The Biggest Concrete Deliverable
The two sides have been pro-actively engaged in deepening their cooperation in the energy sector and it is in this sector that the summit threw up its biggest concrete deliverable. Gas Authority of India Ltd (GAIL) and Gazprom have agreed on a 20-year-long arrangement whereby Russia would be supplying to India 2.5 million tonnes of Liquefied Natural Gas (LNG) every year.
Indian Foreign Secretary Sujatha Singh has gone on record as saying that an additional one million tonnes will be added to this in the near future.
In this context, another area of big ticket agreement between the two sides is building a gas pipeline from Russia to India. The two sides agreed to set up a joint study group to explore the technical feasibility for achieving this objective.

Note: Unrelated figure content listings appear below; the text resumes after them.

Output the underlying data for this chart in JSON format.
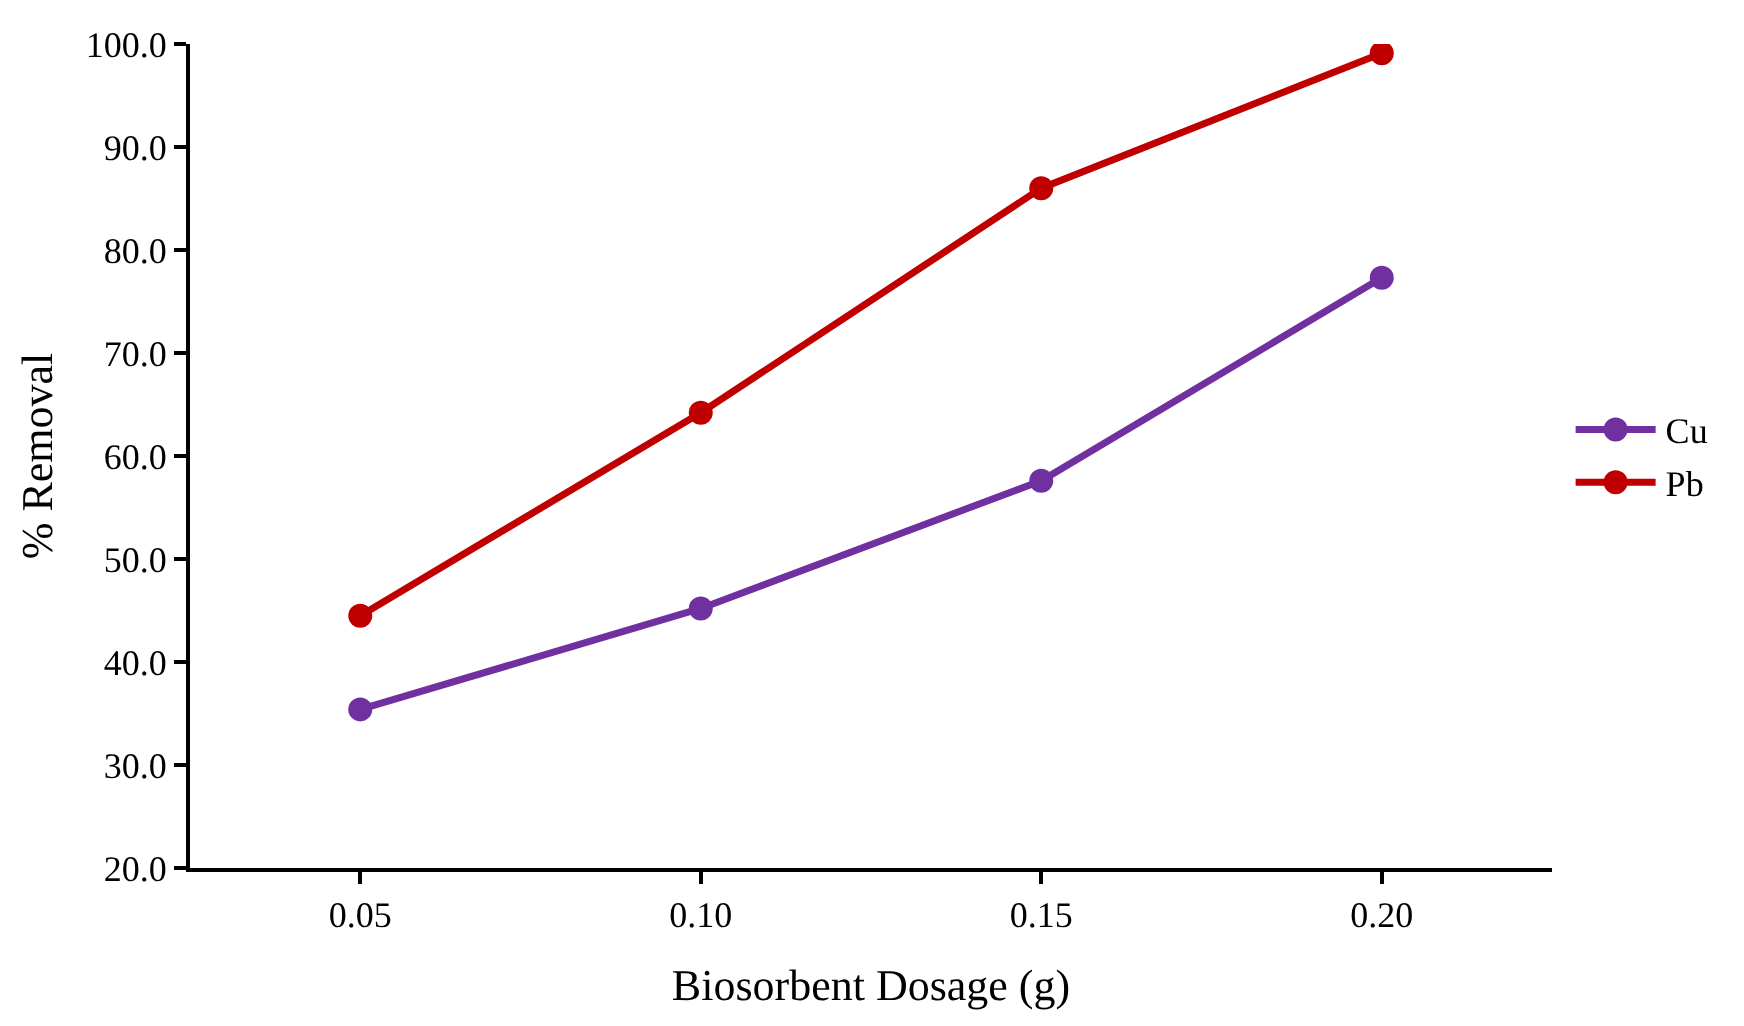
{
  "chart_data": {
    "type": "line",
    "xlabel": "Biosorbent Dosage (g)",
    "ylabel": "% Removal",
    "x": [
      0.05,
      0.1,
      0.15,
      0.2
    ],
    "xlim": [
      0.025,
      0.225
    ],
    "xticks": [
      {
        "value": 0.05,
        "label": "0.05"
      },
      {
        "value": 0.1,
        "label": "0.10"
      },
      {
        "value": 0.15,
        "label": "0.15"
      },
      {
        "value": 0.2,
        "label": "0.20"
      }
    ],
    "ylim": [
      20,
      100
    ],
    "yticks": [
      {
        "value": 20,
        "label": "20.0"
      },
      {
        "value": 30,
        "label": "30.0"
      },
      {
        "value": 40,
        "label": "40.0"
      },
      {
        "value": 50,
        "label": "50.0"
      },
      {
        "value": 60,
        "label": "60.0"
      },
      {
        "value": 70,
        "label": "70.0"
      },
      {
        "value": 80,
        "label": "80.0"
      },
      {
        "value": 90,
        "label": "90.0"
      },
      {
        "value": 100,
        "label": "100.0"
      }
    ],
    "series": [
      {
        "name": "Cu",
        "color": "#7030a0",
        "values": [
          35.4,
          45.2,
          57.6,
          77.3
        ]
      },
      {
        "name": "Pb",
        "color": "#c00000",
        "values": [
          44.5,
          64.2,
          86.0,
          99.1
        ]
      }
    ],
    "marker": "circle",
    "line_style": "solid",
    "legend": "right"
  }
}
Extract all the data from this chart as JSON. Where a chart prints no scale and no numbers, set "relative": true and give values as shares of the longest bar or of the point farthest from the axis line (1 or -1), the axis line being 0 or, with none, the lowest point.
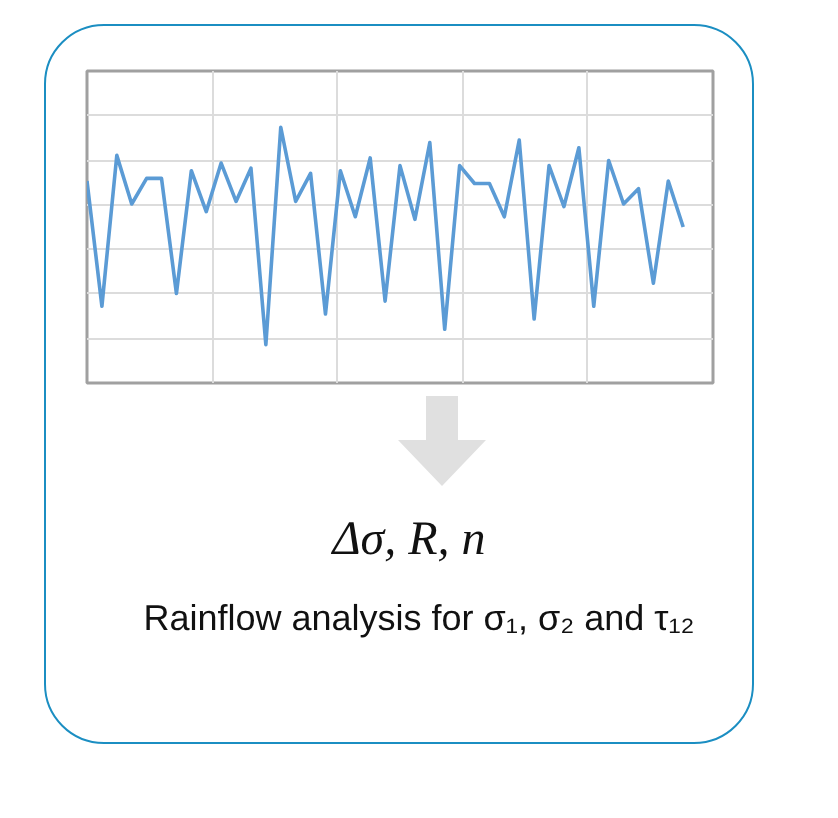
{
  "chart_data": {
    "type": "line",
    "relative": true,
    "grid": true,
    "color": "#5b9bd5",
    "categories": [
      null,
      null,
      null,
      null,
      null,
      null,
      null,
      null,
      null,
      null,
      null,
      null,
      null,
      null,
      null,
      null,
      null,
      null,
      null,
      null,
      null,
      null,
      null,
      null,
      null,
      null,
      null,
      null,
      null,
      null,
      null,
      null,
      null,
      null,
      null,
      null,
      null,
      null,
      null,
      null,
      null
    ],
    "values": [
      0.79,
      0.3,
      0.89,
      0.7,
      0.8,
      0.8,
      0.35,
      0.83,
      0.67,
      0.86,
      0.71,
      0.84,
      0.15,
      1,
      0.71,
      0.82,
      0.27,
      0.83,
      0.65,
      0.88,
      0.32,
      0.85,
      0.64,
      0.94,
      0.21,
      0.85,
      0.78,
      0.78,
      0.65,
      0.95,
      0.25,
      0.85,
      0.69,
      0.92,
      0.3,
      0.87,
      0.7,
      0.76,
      0.39,
      0.79,
      0.61
    ],
    "annotations": [
      "Δσ, R, n",
      "Rainflow analysis for σ₁, σ₂ and τ₁₂"
    ]
  }
}
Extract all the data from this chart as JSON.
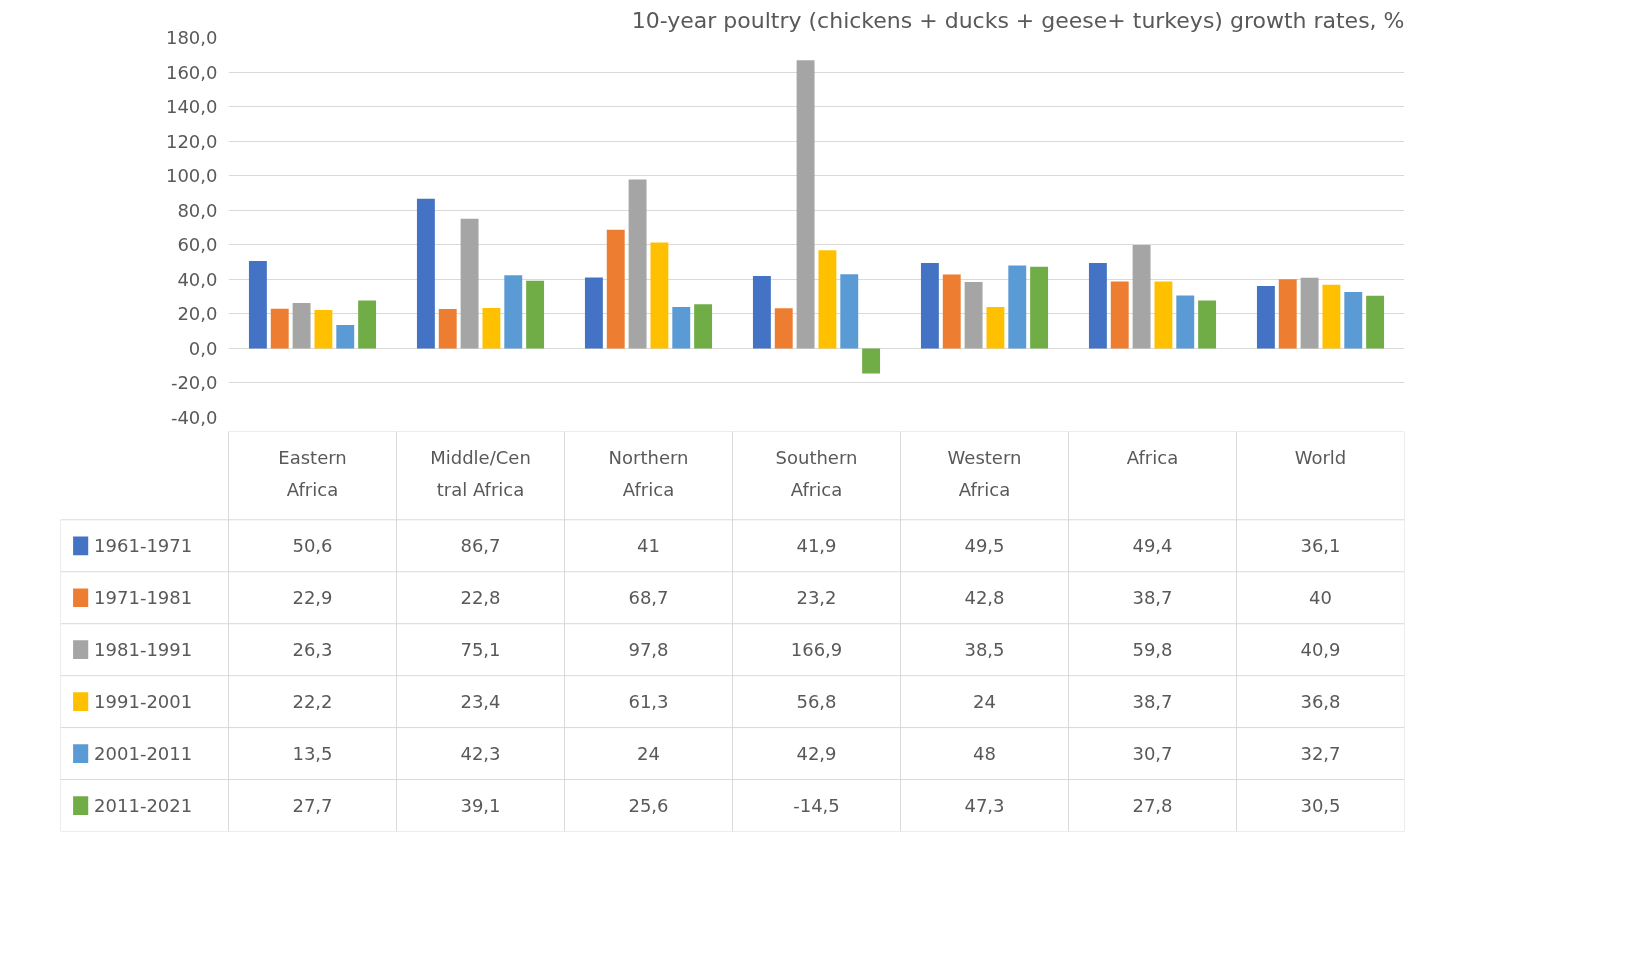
{
  "chart_data": {
    "type": "bar",
    "title": "10-year poultry (chickens + ducks + geese+ turkeys) growth rates, %",
    "categories": [
      "Eastern Africa",
      "Middle/Central Africa",
      "Northern Africa",
      "Southern Africa",
      "Western Africa",
      "Africa",
      "World"
    ],
    "series": [
      {
        "name": "1961-1971",
        "color": "#4472c4",
        "values": [
          50.6,
          86.7,
          41,
          41.9,
          49.5,
          49.4,
          36.1
        ],
        "value_labels": [
          "50,6",
          "86,7",
          "41",
          "41,9",
          "49,5",
          "49,4",
          "36,1"
        ]
      },
      {
        "name": "1971-1981",
        "color": "#ed7d31",
        "values": [
          22.9,
          22.8,
          68.7,
          23.2,
          42.8,
          38.7,
          40
        ],
        "value_labels": [
          "22,9",
          "22,8",
          "68,7",
          "23,2",
          "42,8",
          "38,7",
          "40"
        ]
      },
      {
        "name": "1981-1991",
        "color": "#a5a5a5",
        "values": [
          26.3,
          75.1,
          97.8,
          166.9,
          38.5,
          59.8,
          40.9
        ],
        "value_labels": [
          "26,3",
          "75,1",
          "97,8",
          "166,9",
          "38,5",
          "59,8",
          "40,9"
        ]
      },
      {
        "name": "1991-2001",
        "color": "#ffc000",
        "values": [
          22.2,
          23.4,
          61.3,
          56.8,
          24,
          38.7,
          36.8
        ],
        "value_labels": [
          "22,2",
          "23,4",
          "61,3",
          "56,8",
          "24",
          "38,7",
          "36,8"
        ]
      },
      {
        "name": "2001-2011",
        "color": "#5b9bd5",
        "values": [
          13.5,
          42.3,
          24,
          42.9,
          48,
          30.7,
          32.7
        ],
        "value_labels": [
          "13,5",
          "42,3",
          "24",
          "42,9",
          "48",
          "30,7",
          "32,7"
        ]
      },
      {
        "name": "2011-2021",
        "color": "#70ad47",
        "values": [
          27.7,
          39.1,
          25.6,
          -14.5,
          47.3,
          27.8,
          30.5
        ],
        "value_labels": [
          "27,7",
          "39,1",
          "25,6",
          "-14,5",
          "47,3",
          "27,8",
          "30,5"
        ]
      }
    ],
    "ylim": [
      -40,
      180
    ],
    "yticks": [
      {
        "value": -40,
        "label": "-40,0"
      },
      {
        "value": -20,
        "label": "-20,0"
      },
      {
        "value": 0,
        "label": "0,0"
      },
      {
        "value": 20,
        "label": "20,0"
      },
      {
        "value": 40,
        "label": "40,0"
      },
      {
        "value": 60,
        "label": "60,0"
      },
      {
        "value": 80,
        "label": "80,0"
      },
      {
        "value": 100,
        "label": "100,0"
      },
      {
        "value": 120,
        "label": "120,0"
      },
      {
        "value": 140,
        "label": "140,0"
      },
      {
        "value": 160,
        "label": "160,0"
      },
      {
        "value": 180,
        "label": "180,0"
      }
    ],
    "grid": "y",
    "legend": "bottom"
  }
}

These two agreements, as and when they become operational, will be game-changers. Together these would mean business worth billions of dollars for the Russians on an annual basis and that too for a long term. The former is likely to be operational much sooner.
Defence and sun-rise sectors
The 14th annual summit dealt with the subject of dramatically increasing the bilateral Indo-Russian trade by focusing on some innovative ways on the key sector like defence (the signs of which are likely to emerge in the coming months) and sun-rise sectors like pharmaceuticals, fertilizers, IT, alternate energy, nano-technology and environmental sciences – to name just a few.
The Indian side is understood to have assured the Russians that their prime place in the Indian defence sector will continue to remain, irrespective of India’s growing relations with other countries (read the United States, France and Israel). The Indians are likely to do this by throwing open the government-to-government route to the Russian defence companies.
What It Means
In a nutshell, all this boils down to just one thing. The Indo-Russian bilateral trade, currently pegged at a measly $11 billion, is set to grow big and fast, thanks mainly to some institutionalized mechanisms that were put in place in this summit. The results will start coming in months and the two sides are on course to achieve their target of $ 20 billion trade by 2015 months before that.